Some may need to clean up their acts

“How was Thanksgiving?” I asked as Tanya and I started our coaching session.

“We had a wonderful time with family and friends,” she said. “We had 19 people over for dinner, and then played a game of football in the park.”

“No one napped after the turkey dinner?” I asked, smiling.

“Some of the men took naps while we cleaned up,” Tanya said and paused. “I feel bad about saying this because it sounds like I’m not grateful.”

“Go on,” I encouraged, sensing irritation in her voice.

“I don’t mind shopping, preparing and decorating for family celebrations,” she said. “I don’t even mind cleaning up. What I DO mind is when I feel it’s expected for me and the other women to clean up the dishes and watch the men and boys sit around talking, laughing ... and napping, as though they somehow expect that the women should clean up after them.”

“I can see how that would be irritating,” I said. “Tell me what it feels like when this happens.”

“It feels unfair and wrong,” Tanya said. “There seems to be a belief that cleaning up is ‘women’s work.’ It’s an unspoken thing that it’s OK for the men to NOT help, and that’s what gets me. If I sat there and watched others clean up after me, I would feel inclined to help, and I think the other women would, too. I feel selfish and ungrateful to even think about this, especially when I know how very blessed I am.”

“Does Dave or anyone else in your family offer to help?” I asked.

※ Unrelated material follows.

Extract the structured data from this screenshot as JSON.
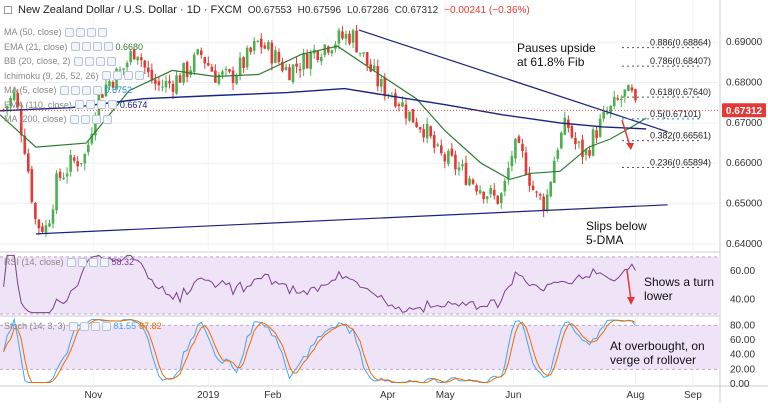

“Dave is a great husband, but he rarely offers to help,” she said. “As for the family, the girls help and the boys don’t. This dynamic alone will perpetuate the problem. If my sons think it’s OK to let the women do the work, then this pattern will continue with their wives and daughters.”

“How would you like it to be?” I asked.

“I would like to see it be more equal before and after the event,” Tanya said. “Both Dave and I work full time, so it’s not like I am the Happy Homemaker and this is my job. I’d go even further than that, however. I’d want the expectations to be the same. That is, the men and boys are expected to get up and help too. I may not change it with the older generations, but it’s important to change it for my kids. Both the boys and the girls need to have equal expectations about helping.”

“What can you do to make this happen?”

“First I’ll talk to Dave to let him know how I’m feeling,” Tanya said. “Then I’ll suggest a family meeting to discuss expectations, not only for holiday meals, but year-round.”

“That sounds like a great plan,” I said. “Will Dave be open to these ideas?”

“I think he’ll be open,” Tanya said. “He’ll probably be embarrassed, but this has been going on for generations and needs to be addressed.”

“I’m still very grateful this holiday season,” Tanya continued. “But I’ll be even more grateful if I know I’m making a difference with my kids and the expectations they carry forward into their families in the future.”

Coaching challenge: What are the dynamics in your family regarding household duties?

If something seems unequal, take time to discuss your feelings and expectations with others to gain clarity and understanding between you.